Monitorday.com – Nour Mwanis, seorang bidan berusia 27 tahun, sibuk di ruang bersalin RS al-Awda, Gaza.
Ia baru saja membantu proses persalinan seorang ibu yang datang sejak pagi.
Persalinan berlangsung selama setengah jam dengan suasana penuh kerja keras.
Setelahnya, Nour dan timnya harus membersihkan serta mensterilkan peralatan.
Di ruang tamu, nenek, kakek, dan paman si bayi menyambut dengan penuh kebahagiaan.
Wajah mereka tampak hangat, penuh kebahagiaan yang langka di Gaza.
Saat ditanya nama bayi, mereka tertawa dan mengatakan bayi itu belum punya nama.
Nour lalu duduk di bed bersalin dan bercerita tentang pengalamannya selama perang.
Ia telah menjadi bidan selama tiga tahun sebelum perang menghancurkan kehidupannya.
Bulan Oktober 2023, hidup Nour berubah saat “Israel” membombardir Gaza.
Selama tiga bulan perang, mereka menangani hingga 70 kelahiran per hari.
Nour tak bisa pulang karena padatnya jadwal dan bahaya di jalanan.
Mereka bahkan harus membantu persalinan di lantai karena kekurangan fasilitas.
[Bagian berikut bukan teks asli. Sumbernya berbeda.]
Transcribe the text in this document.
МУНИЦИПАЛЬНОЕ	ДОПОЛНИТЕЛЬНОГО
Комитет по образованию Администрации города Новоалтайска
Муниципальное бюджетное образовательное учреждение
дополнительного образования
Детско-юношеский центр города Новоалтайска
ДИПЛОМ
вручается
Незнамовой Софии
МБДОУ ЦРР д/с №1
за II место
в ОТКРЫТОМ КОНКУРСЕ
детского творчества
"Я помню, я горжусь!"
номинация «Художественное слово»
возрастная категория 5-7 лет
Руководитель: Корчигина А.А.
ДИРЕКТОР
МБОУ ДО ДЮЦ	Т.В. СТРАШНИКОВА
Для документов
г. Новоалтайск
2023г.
RS al-Awda menjadi satu-satunya rumah sakit bersalin yang masih berfungsi.
Banyak ibu datang dengan komplikasi serius tanpa peralatan yang memadai.
Aya, seorang ibu dengan kehamilan 31 minggu, kehilangan bayinya karena kekurangan gizi.
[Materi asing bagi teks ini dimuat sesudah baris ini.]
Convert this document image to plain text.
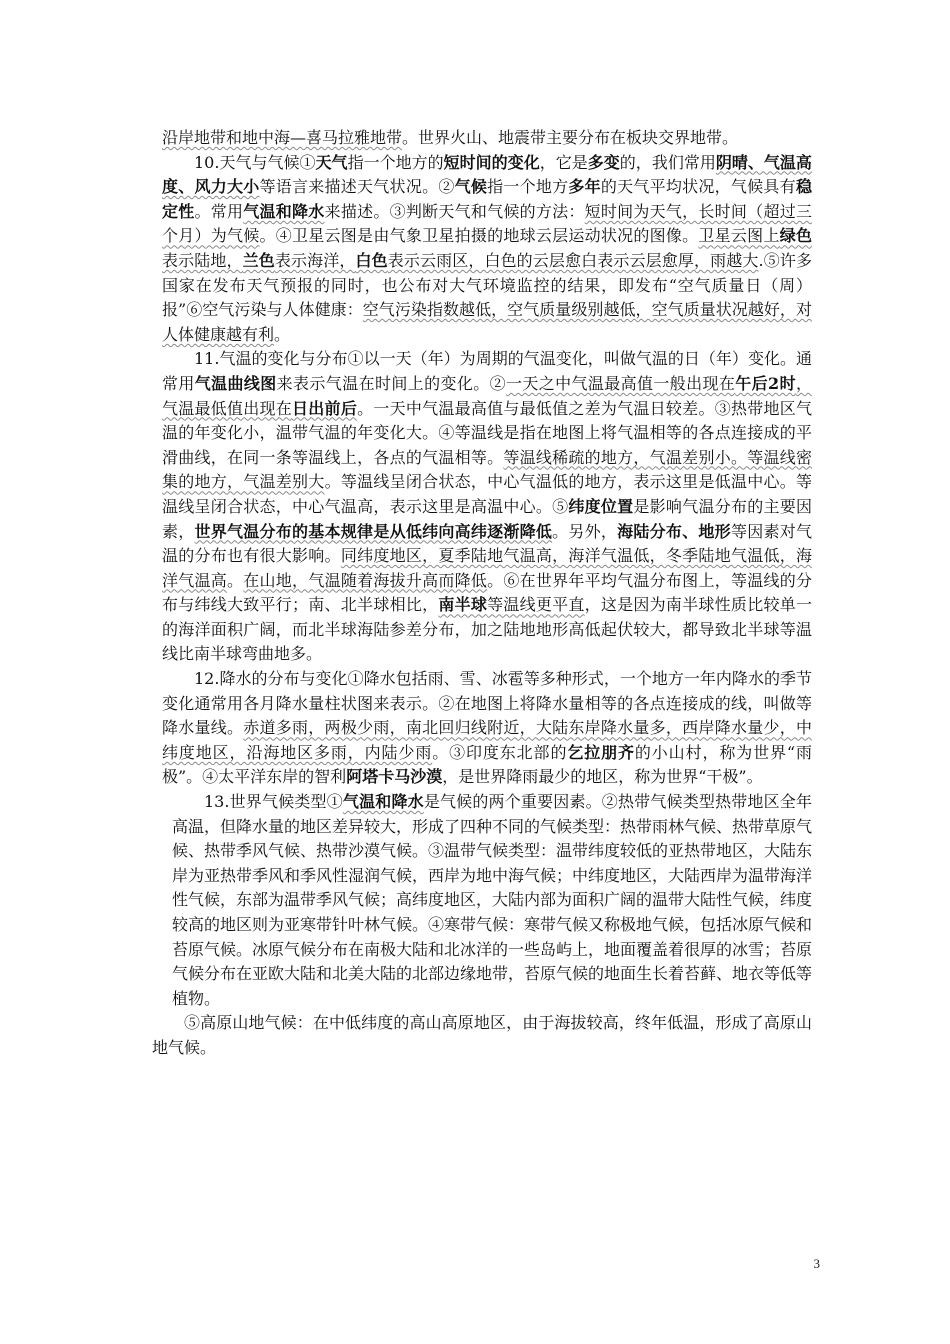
沿岸地带和地中海—喜马拉雅地带。世界火山、地震带主要分布在板块交界地带。

10.天气与气候①天气指一个地方的短时间的变化，它是多变的，我们常用阴晴、气温高度、风力大小等语言来描述天气状况。②气候指一个地方多年的天气平均状况，气候具有稳定性。常用气温和降水来描述。③判断天气和气候的方法：短时间为天气，长时间（超过三个月）为气候。④卫星云图是由气象卫星拍摄的地球云层运动状况的图像。卫星云图上绿色表示陆地，兰色表示海洋，白色表示云雨区，白色的云层愈白表示云层愈厚，雨越大.⑤许多国家在发布天气预报的同时，也公布对大气环境监控的结果，即发布“空气质量日（周）报”⑥空气污染与人体健康：空气污染指数越低，空气质量级别越低，空气质量状况越好，对人体健康越有利。

11.气温的变化与分布①以一天（年）为周期的气温变化，叫做气温的日（年）变化。通常用气温曲线图来表示气温在时间上的变化。②一天之中气温最高值一般出现在午后2时，气温最低值出现在日出前后。一天中气温最高值与最低值之差为气温日较差。③热带地区气温的年变化小，温带气温的年变化大。④等温线是指在地图上将气温相等的各点连接成的平滑曲线，在同一条等温线上，各点的气温相等。等温线稀疏的地方，气温差别小。等温线密集的地方，气温差别大。等温线呈闭合状态，中心气温低的地方，表示这里是低温中心。等温线呈闭合状态，中心气温高，表示这里是高温中心。⑤纬度位置是影响气温分布的主要因素，世界气温分布的基本规律是从低纬向高纬逐渐降低。另外，海陆分布、地形等因素对气温的分布也有很大影响。同纬度地区，夏季陆地气温高，海洋气温低，冬季陆地气温低，海洋气温高。在山地，气温随着海拔升高而降低。⑥在世界年平均气温分布图上，等温线的分布与纬线大致平行；南、北半球相比，南半球等温线更平直，这是因为南半球性质比较单一的海洋面积广阔，而北半球海陆参差分布，加之陆地地形高低起伏较大，都导致北半球等温线比南半球弯曲地多。

12.降水的分布与变化①降水包括雨、雪、冰雹等多种形式，一个地方一年内降水的季节变化通常用各月降水量柱状图来表示。②在地图上将降水量相等的各点连接成的线，叫做等降水量线。赤道多雨，两极少雨，南北回归线附近，大陆东岸降水量多，西岸降水量少，中纬度地区，沿海地区多雨，内陆少雨。③印度东北部的乞拉朋齐的小山村，称为世界“雨极”。④太平洋东岸的智利阿塔卡马沙漠，是世界降雨最少的地区，称为世界“干极”。

13.世界气候类型①气温和降水是气候的两个重要因素。②热带气候类型热带地区全年高温，但降水量的地区差异较大，形成了四种不同的气候类型：热带雨林气候、热带草原气候、热带季风气候、热带沙漠气候。③温带气候类型：温带纬度较低的亚热带地区，大陆东岸为亚热带季风和季风性湿润气候，西岸为地中海气候；中纬度地区，大陆西岸为温带海洋性气候，东部为温带季风气候；高纬度地区，大陆内部为面积广阔的温带大陆性气候，纬度较高的地区则为亚寒带针叶林气候。④寒带气候：寒带气候又称极地气候，包括冰原气候和苔原气候。冰原气候分布在南极大陆和北冰洋的一些岛屿上，地面覆盖着很厚的冰雪；苔原气候分布在亚欧大陆和北美大陆的北部边缘地带，苔原气候的地面生长着苔藓、地衣等低等植物。

⑤高原山地气候：在中低纬度的高山高原地区，由于海拔较高，终年低温，形成了高原山地气候。

3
Ayah Aya, seorang paramedis, syahid akibat pengeboman sehari sebelum kejadian itu.
Aya harus menjalani induksi persalinan meski tubuhnya belum siap secara alami.
Ia merasa shock dan tidak bisa berhenti menangis menghadapi kenyataan ini.
Namun, Aya mencoba menerima takdir dan merasa Allah mungkin menyelamatkan bayinya.